Personal information
- Nationality: Indian
- Born: 1989 (age 36–37) Pune, Maharashtra, India
- Height: 165 cm (5 ft 5 in)
- Weight: 64 kg (141 lb)

Sport
- Country: India
- Sport: Shooting

Medal record
Women's shooting
Representing India
Commonwealth Championships
| Gold medal – first place | 2017 Brisbane | 10 m air rifle |
| Bronze medal – third place | 2017 Delhi | 10 m air rifle |

= Pooja Ghatkar =

Indian sport shooter

Pooja Ghatkar (born 1989) is an Indian professional sports shooter. She competes in the women's 10 meter air rifle event.

==Career==
Ghatkar competed in the senior National Championships in 2013 in Delhi in the 10 meter air rifle event and won a gold medal. She won gold the following year at the Asian Championships in 2014 in Kuwait City. She scored 413.1 in the qualification round and 208.8 in the final to beat China's Du Bej's 207.2.
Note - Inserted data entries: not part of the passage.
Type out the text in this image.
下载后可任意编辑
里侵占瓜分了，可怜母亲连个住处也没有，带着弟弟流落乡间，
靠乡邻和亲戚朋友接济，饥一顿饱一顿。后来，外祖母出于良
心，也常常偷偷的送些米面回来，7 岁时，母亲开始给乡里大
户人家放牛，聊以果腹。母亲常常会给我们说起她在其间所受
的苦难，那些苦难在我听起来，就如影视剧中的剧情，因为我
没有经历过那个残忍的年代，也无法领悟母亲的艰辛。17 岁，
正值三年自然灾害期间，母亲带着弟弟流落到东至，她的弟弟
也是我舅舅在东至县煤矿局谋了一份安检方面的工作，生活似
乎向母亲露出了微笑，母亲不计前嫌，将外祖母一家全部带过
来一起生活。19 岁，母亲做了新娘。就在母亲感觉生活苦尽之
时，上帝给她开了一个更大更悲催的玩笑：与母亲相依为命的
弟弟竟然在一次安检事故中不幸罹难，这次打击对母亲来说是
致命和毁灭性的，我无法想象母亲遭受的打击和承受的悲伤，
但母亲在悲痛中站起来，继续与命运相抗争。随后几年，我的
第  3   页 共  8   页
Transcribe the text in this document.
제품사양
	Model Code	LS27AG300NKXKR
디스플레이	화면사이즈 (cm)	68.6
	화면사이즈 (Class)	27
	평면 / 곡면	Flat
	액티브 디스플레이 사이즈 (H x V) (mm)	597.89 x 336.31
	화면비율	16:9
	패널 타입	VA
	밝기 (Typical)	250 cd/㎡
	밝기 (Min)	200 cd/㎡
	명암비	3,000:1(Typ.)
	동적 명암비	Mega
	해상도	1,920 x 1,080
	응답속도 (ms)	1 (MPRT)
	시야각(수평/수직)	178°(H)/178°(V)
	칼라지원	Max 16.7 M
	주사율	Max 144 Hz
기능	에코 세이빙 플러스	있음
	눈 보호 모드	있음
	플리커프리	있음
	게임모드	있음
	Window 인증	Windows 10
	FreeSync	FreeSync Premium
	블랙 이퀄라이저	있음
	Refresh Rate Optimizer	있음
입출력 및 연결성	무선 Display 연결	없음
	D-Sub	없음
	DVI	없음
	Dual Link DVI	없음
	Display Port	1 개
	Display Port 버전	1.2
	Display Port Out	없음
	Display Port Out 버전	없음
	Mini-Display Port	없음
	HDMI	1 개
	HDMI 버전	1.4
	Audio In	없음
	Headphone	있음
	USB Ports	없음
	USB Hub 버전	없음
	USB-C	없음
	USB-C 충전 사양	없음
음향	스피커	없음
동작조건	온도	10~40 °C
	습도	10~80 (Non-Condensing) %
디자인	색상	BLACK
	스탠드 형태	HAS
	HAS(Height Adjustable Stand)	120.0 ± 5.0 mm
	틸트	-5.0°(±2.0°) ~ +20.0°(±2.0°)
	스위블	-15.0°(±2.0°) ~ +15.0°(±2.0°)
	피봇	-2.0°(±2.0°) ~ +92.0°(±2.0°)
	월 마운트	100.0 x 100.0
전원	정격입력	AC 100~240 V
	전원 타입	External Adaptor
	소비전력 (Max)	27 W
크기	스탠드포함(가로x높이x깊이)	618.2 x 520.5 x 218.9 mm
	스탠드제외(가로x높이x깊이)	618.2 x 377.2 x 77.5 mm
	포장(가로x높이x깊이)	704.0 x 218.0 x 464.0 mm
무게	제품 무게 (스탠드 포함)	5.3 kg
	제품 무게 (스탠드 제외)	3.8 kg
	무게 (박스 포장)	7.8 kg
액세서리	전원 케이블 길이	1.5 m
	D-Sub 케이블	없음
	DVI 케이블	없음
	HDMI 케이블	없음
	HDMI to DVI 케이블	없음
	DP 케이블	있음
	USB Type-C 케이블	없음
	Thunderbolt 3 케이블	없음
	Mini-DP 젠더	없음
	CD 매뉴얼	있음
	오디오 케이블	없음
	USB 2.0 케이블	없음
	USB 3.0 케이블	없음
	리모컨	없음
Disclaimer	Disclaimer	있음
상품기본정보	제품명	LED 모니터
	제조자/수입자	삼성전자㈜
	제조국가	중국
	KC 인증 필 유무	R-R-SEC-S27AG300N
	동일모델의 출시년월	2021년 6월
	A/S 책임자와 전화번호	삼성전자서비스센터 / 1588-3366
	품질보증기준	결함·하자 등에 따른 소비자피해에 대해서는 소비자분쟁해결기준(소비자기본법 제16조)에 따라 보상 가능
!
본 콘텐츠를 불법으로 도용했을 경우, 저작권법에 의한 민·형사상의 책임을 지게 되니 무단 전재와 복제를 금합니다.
Competing at the Asian Olympic Qualifying Tournament in New Delhi to qualify for the 2016 Rio Olympics, a hit of 8.8 in the final cost her the spot after she lost it to fellow Indian Ayonika Paul, and won the bronze. Her first major international win came in 2017 when she won bronze at the 2017 New Delhi World Cup. She entered the final placed second having scored 418.0 in the qualification rounds. In the final, she managed 228.8. after falling behind China's Dong Lijie midway.